La croissance, c’est naturel. La croissance vient toute seule. Chez l’adolescent, c’est normal. La croissance est "inévitable", et chaque individu y a droit. La nature l’a prévue. Elle est généreuse. Pour l’économie, c’est nettement différent. La croissance a été naturelle. La France a été adolescente et sa croissance était normale, rien ne pouvait la contrarier. Le politique pouvait la doper, la favoriser, lui donner un terrain d’expression maximum, mais n’y était pour rien. Déjà à l’époque, la croissance n’était pas la chose des politiques. Les situations, les circonstances, le réveil mondial se chargeaient de fournir la base de cette croissance. Le politique prétendait, déjà, qu’ils y étaient pour quelque chose et que la France, le pays, les citoyens, la lui devaient.

Quelque temps plus tard, maintenant donc, dans un pays en crise, les politiques prétendent qu’ils détiennent toujours les garde-fous de la croissance, en maîtrisent les sources et méandres. En clair, ils ont la main sur notre destin et son créateur d’emploi en chef, la croissance. La fameuse croissance. Celle qui fait vibrer les peuples et ses scribes, les journalistes. Cet objet obscur de notre désir collectif, qui, de sa main magique, distribue emplois et bonheur à une population en quête de revenus sécurisés et à des politiques en quête de réélection.

 

Mais la vérité est bien différente. Les politiques ne maîtrisent rien ou plutôt ne peuvent que limiter la casse ou donner plus d’ampleur à la dynamique. Mais ils ne créent pas le mouvement. Ils ne sont pas la source. La source est ailleurs. Il est clair, plus que jamais, dans une économie dont chaque pièce interagit, que prétendre maîtriser la réussite serait une vanité qui vaudrait l’enfer à tout prétentieux qui souhaiterait en revendiquer la paternité. Et pourtant nos politiques bravent toutes les religions et superstitions, et prétendent sans vergogne. Ils sont la base, la source, l’alpha et l’oméga.

 

En observant bien, ils ont un réel pouvoir négatif. Casser la dynamique, priver le pays de la confiance nécessaire à l’investissement et la consommation, ils en ont vraiment le pouvoir. La preuve est facile à trouver. En France notamment. Alors que les recettes pour sortir de la crise étaient évidentes, et qu’il fallait donner à chacun, à sa place, l’envie de gagner et conquérir, la classe politique a su casser la dynamique, timide, de croissance. Pas d’effort sur la place et le coût de l’Etat, une taxation sans pitié et des signaux forts destinés à chasser le riche comme une maladie honteuse.
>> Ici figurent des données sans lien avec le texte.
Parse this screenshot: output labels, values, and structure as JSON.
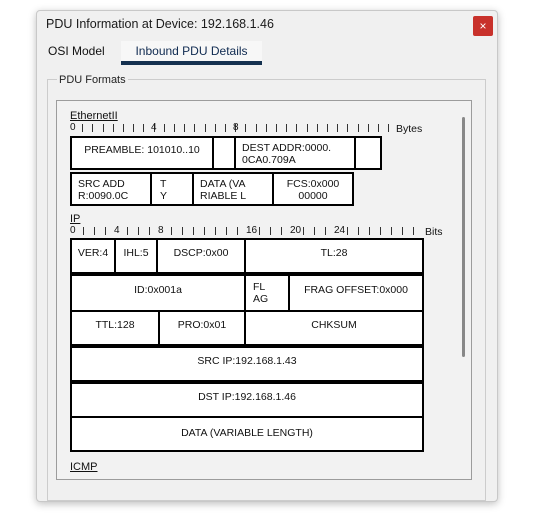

Le résultat a été à la hauteur de l’incompétence, nous avons la plus faible croissance d’Europe, un taux de chômage qui frôle l’indécence, des réformes sociétales dont chacun se moquait, mais qui ont divisé un pays qui avait besoin d’unité, des riches qui ont fui le pays, et faute de sécurité un nombre record de juifs, qui ont déserté la France, qui était pourtant la leur, sans rien faire de notable pour reprendre le pouvoir sur ce qui est la cause de leur départ. C’est un grand succès.

 

Pendant ce temps, le Royaume-Uni, caracole en tête avec une croissance insolente, qui vaut la réélection à un Premier ministre qui a su prendre les mesures qui s’imposaient avant que la conjoncture ne les lui impose. Nous n’avons malheureusement pas les politiques que le pays mérite. Droite et gauche confondus. L’Angleterre a considéré qu’attirer le capital et les investisseurs pouvait avoir quelque mérite. Et en effet, ils y courent à bride abattue. Nous, nous avons considéré que les taxer à 75% était prioritaire. Et ils nous fuient. Les organigrammes des plus grands comptes quittent très discrètement le pays, entraînant avec eux les cadres d’aujourd’hui et de demain, qui iront alimenter la croissance des pays voisins. Nous pourrons ainsi la regarder par la fenêtre. A distance. Pour éviter la contagion !

 

La croissance dépasse un peu les prévisions au rabais du gouvernement français, qui cherche la bonne nouvelle à tout prix, et voilà que nos gouvernants sortent leur plumage et nous font la danse du paon de la réussite économique. La vérité est pourtant bien différente. Elle est un miracle. La preuve qu’ils n’y sont pour rien. Et en l’occurrence, il faudra remercier mère nature économique qui nous a accordé quelques miettes de son hasard imprévisible. Nous ferons nos 1% cette année sans y être pour rien. Car nous avons tout fait pour que cela n’arrive jamais. Cela prouve aussi la résilience française. Capable du meilleur malgré le pire. Ce qui prouve à quel point nous serions capables d’être les meilleurs si nous étions dotés d’une classe politique éclairée. Ou simplement compétente. Imaginez nous, Français, dotés d’un Etat allégé et rénové, d’une culture politique du résultat et débarrassés de l’obsession de la réélection tenant lieu de vision politique. Si nous étions totalement rivés sur la réussite plutôt que de la punir.

 

La croissance en France est possible. Mais il faut la vouloir et la comprendre. En comprendre les mécanismes, surement. Les accepter surtout. Sans se soucier de la composition de ses nuances politiques. Sans se soucier des échéances. Car notre croissance risque d’être bien ingrate. Et ne pas être assortie des emplois qui assurent les réélections en question. Une croissance au rabais, qui nous privera des emplois dont la France a besoin pour reprendre confiance en elle.

 

Il faut réfléchir à une politique centrée sur les entreprises et entrepreneurs, associés à la société civile et proposer des solutions que divers mouvements, dont les surprenants Zèbres, pourraient amener au pays. Les échéances électorales à venir pourraient  être riches en surprises. A suivre…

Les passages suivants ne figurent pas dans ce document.